How Palm Could Lose Everything Editorial
The Motley Fool is wrapping up the end of the year with two days of back-to-back "Foolish" coverage of Palm. With one week to go until Palm's big "new-ness" January 8th announcement at CES in Las Vegas, contributor Tim Beyers offers up the second of two nicely-written pieces. This one is entitled "How Palm Could Lose Everything" and offers up an outlook that is not quite as gloomy as the title might suggest. In short, Beyers offers a myriad of reasons why he feels next week's opportunity could be Palm's final chance to recapture some of their former glory.
In a refreshing change of pace from some of the poorly-supported pieces we've seen in the past, Beyers offers a resounding amount of hard, empirical data to substantiate his feelings about Palm. For example, recent Canalys shipment numbers from the leading smartphone vendors are offered to support the sentiment that "closed systems are crushing open systems" and Beyers and his colleages at the Motley Fool see no reason for 2009 to deviate from the trends of the past few years.
Later in the article, Beyers goes on to state that Palm's increased openness has led to its decline in both industry influence and marketshare. Prominent mention is also made of the stillborn Foleo project in 2007 that distracted Palm from their smartphone focus while draining the company of precious engineering resources and capital. Surprisingly, no mention is made of Palm's strongest hardware effort in years, the recent Treo Pro. Despite Beyers' claim that "Carriers like the closed systems better", no mention is made of the utter lack of carrier support for the Treo Pro to date, nor is the reportedly short-lived Treo 800w mentioned as a carrier-supported but still under-promoted effort either. Indeed, Palm will need to ensure that Nova is not only a strong OS and partnered with solid hardware out of the gate, but carrier and developer support will be additional crucial requirements.
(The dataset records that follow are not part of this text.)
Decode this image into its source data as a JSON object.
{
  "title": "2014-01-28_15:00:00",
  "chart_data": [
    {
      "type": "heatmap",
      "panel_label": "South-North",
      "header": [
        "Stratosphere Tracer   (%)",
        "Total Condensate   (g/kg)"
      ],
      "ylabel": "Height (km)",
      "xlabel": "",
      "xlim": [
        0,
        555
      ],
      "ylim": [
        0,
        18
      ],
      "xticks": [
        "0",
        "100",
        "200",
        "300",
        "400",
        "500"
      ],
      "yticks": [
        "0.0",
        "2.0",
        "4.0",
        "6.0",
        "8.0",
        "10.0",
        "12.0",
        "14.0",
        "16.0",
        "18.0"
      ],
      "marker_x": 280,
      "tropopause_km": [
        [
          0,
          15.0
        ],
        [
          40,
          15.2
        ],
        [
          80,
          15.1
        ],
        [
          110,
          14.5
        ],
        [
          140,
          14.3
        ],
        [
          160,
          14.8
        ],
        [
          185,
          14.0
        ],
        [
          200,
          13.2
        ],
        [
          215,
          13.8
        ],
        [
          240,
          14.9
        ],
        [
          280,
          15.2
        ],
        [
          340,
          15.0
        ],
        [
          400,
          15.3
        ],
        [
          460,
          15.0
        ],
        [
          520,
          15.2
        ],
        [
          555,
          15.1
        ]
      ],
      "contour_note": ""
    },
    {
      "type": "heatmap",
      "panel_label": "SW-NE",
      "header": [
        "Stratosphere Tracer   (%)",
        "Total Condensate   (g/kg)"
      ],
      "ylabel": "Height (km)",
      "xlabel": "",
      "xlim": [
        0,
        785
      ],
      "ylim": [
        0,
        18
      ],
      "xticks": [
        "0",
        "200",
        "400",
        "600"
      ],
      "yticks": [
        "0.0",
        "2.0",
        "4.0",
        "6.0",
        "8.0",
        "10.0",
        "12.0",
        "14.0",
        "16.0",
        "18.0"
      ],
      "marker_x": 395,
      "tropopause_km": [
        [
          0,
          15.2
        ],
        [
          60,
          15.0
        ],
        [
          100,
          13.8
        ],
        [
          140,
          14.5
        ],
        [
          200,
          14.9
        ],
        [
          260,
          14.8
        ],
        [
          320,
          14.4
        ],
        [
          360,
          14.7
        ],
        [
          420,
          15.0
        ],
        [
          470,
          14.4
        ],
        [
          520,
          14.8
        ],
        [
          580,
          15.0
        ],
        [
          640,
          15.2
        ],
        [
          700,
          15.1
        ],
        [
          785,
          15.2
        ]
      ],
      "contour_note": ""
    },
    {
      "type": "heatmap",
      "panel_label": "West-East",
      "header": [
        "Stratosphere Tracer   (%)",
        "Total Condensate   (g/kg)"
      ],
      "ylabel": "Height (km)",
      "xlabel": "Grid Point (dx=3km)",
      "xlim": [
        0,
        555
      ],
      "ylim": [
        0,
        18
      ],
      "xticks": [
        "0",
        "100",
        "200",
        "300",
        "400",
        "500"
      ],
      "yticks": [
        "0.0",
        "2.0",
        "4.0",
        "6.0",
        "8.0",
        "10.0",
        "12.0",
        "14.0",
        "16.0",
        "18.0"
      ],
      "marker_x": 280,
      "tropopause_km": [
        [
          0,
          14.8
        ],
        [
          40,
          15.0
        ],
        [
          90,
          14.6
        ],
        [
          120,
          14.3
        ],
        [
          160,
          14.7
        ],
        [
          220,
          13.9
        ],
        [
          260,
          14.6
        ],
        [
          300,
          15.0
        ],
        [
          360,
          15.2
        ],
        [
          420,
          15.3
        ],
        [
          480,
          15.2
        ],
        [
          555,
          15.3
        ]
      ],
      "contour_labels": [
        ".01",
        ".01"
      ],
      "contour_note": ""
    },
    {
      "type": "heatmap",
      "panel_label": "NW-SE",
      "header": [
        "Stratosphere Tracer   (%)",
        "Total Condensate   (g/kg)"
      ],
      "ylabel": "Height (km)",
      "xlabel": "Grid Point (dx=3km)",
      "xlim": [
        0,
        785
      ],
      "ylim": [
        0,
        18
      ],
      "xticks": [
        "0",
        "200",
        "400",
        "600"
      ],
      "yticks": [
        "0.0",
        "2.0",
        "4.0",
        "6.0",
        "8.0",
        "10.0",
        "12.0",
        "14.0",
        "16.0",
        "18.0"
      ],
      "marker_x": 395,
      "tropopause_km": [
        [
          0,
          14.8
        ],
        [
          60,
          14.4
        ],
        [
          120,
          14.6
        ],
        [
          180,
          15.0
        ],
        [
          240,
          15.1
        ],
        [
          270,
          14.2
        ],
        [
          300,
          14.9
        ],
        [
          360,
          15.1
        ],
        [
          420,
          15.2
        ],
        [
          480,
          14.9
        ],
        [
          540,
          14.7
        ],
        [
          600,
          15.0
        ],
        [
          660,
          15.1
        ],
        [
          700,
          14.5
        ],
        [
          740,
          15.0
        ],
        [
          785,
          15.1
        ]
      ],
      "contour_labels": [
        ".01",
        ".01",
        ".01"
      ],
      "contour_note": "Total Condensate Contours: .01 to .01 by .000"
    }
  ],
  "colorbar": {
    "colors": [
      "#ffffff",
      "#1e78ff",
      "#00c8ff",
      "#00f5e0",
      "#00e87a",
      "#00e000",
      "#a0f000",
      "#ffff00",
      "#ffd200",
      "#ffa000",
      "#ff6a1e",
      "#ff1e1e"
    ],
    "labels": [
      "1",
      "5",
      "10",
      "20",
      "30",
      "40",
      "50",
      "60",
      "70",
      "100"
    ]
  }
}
Like so many of the PIC faithful have posted over the past few years, Beyers draws parallels between the beleaguered Palm of 2008-09 and Apple in the dark days of 1996-97, prior to the return of Steve Jobs following the tenure of Gil Amelio and the debacle of the Copland OS project. With Jon Rubinstein now at the helm of Palm's future product efforts, the article gives a none-too-subtle nod to the Rubinstein's iPod as arguably the most successful closed system in recent years, with Palm hoping that Rubinstein can work his magic a second time. In a week's time, we will hopefully have a much clearer picture of Palm's product roadmap at least through the first half of '09.
Despite being a strong overall effort, the article does contain one small typo that should be noted: it states that Palm has been selling Windows Mobile-based Treos since 2005 when in fact the first WM-based Treo, the Verizon-exclusive Treo 700w, launched in January 2006. In fact, 2005 was a transitional year for Palm somewhat analogous to what we are experiencing in 2008 and 2009, as Palm released their final Palm OS handhelds with no new smartphones to bask in the success of 2004's Treo 650.